Clad head to toe in denim, with shaggy shoulder-length hair and wide-eyed, thousand-yard stares, members of the Verve, from Wigan, England, were the antithesis of the early '90s Britpop scene, crashing a party centered around trendy London fashionistas like Suede and Blur. Early material, such as the sprawling eight-minute space-rock epic "Gravity Grave" and the majestic groover "Slide Away," was a series of mind-bending psychedelic journeys that sounded like absolutely nothing else at that time.
Not surprisingly, the group seemed destined for cult-band status. Their 1995 opus, A Northern Soul, would change that perception. More grounded than the band's earlier works, the album was a masterpiece that balanced frenzied psych rock like the gut-wrenching "This Is Music" with breathtaking ballads such as "History" and "On Your Own." Touching on themes of life, love, death, and working-class angst, frontman Richard Ashcroft somewhat reluctantly became a spokesman for his generation.

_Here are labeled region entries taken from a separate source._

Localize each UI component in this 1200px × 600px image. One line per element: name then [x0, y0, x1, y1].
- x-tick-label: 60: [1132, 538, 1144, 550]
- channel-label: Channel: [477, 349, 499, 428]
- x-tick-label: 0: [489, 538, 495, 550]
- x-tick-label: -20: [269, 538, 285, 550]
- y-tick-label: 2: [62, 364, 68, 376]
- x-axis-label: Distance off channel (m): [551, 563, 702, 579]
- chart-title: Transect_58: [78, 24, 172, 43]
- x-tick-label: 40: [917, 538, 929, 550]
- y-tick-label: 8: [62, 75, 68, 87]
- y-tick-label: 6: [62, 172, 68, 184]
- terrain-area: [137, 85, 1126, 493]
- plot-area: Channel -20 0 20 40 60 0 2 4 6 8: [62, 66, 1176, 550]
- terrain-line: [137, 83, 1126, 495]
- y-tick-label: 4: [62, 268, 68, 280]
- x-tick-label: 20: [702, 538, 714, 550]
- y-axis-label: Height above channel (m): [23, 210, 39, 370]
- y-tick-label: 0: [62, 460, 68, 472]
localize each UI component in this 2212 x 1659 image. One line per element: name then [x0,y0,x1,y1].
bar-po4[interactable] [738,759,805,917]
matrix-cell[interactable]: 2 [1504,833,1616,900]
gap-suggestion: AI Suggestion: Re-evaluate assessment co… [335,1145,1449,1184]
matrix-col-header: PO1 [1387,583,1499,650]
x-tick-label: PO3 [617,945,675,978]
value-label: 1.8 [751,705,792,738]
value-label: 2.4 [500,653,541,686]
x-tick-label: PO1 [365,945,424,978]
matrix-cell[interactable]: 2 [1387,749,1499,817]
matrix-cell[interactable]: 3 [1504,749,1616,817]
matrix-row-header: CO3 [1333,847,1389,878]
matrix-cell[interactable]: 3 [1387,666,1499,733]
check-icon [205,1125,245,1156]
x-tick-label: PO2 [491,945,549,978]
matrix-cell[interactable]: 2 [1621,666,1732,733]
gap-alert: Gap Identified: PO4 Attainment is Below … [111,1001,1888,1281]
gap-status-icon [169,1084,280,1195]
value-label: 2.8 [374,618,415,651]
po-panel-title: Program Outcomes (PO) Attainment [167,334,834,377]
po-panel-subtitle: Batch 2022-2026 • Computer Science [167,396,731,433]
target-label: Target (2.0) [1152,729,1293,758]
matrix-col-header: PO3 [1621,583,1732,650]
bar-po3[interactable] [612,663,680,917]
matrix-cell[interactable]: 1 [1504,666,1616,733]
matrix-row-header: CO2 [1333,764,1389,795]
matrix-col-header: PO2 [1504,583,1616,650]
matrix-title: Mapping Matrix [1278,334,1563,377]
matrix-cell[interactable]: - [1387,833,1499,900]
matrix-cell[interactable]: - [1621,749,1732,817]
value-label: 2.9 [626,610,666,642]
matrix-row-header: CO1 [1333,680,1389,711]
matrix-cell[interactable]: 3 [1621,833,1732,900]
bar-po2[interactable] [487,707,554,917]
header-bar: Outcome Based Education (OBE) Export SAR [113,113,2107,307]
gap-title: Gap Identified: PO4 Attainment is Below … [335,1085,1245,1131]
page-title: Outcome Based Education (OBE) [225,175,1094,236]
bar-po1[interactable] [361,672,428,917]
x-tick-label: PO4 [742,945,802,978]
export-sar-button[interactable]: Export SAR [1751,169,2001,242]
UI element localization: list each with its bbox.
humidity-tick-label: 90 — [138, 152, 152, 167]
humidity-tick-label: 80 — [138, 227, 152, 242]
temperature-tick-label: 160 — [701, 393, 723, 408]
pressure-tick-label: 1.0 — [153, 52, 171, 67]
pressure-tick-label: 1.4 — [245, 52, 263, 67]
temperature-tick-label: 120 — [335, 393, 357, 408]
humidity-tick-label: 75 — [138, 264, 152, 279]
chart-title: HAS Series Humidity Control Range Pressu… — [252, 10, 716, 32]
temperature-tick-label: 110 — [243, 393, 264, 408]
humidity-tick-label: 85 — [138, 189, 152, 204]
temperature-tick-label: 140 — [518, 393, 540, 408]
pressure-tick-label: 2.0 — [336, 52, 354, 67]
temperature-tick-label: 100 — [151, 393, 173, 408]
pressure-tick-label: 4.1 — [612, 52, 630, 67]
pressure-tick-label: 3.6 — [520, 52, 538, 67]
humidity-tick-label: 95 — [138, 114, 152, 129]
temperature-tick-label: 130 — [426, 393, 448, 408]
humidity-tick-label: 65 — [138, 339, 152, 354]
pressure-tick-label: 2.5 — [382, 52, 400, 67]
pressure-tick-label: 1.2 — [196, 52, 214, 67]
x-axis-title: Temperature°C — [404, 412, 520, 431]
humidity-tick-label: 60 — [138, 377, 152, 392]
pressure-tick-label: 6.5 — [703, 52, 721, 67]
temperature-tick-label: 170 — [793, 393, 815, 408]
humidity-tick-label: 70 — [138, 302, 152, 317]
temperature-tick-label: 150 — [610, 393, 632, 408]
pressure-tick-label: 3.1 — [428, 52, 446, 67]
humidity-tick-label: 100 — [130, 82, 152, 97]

On their third and final album, 1997's Urban Hymns, it all crystalized when "Bittersweet Symphony" became an unlikely worldwide smash hit, and the Verve briefly became -- ahem -- rock stars. Outsiders to the end, the group broke up the following year, bowing out at the top of their game. This 14-song collection -- including two previously unreleased gems -- is just a tiny taste of the Verve's magic.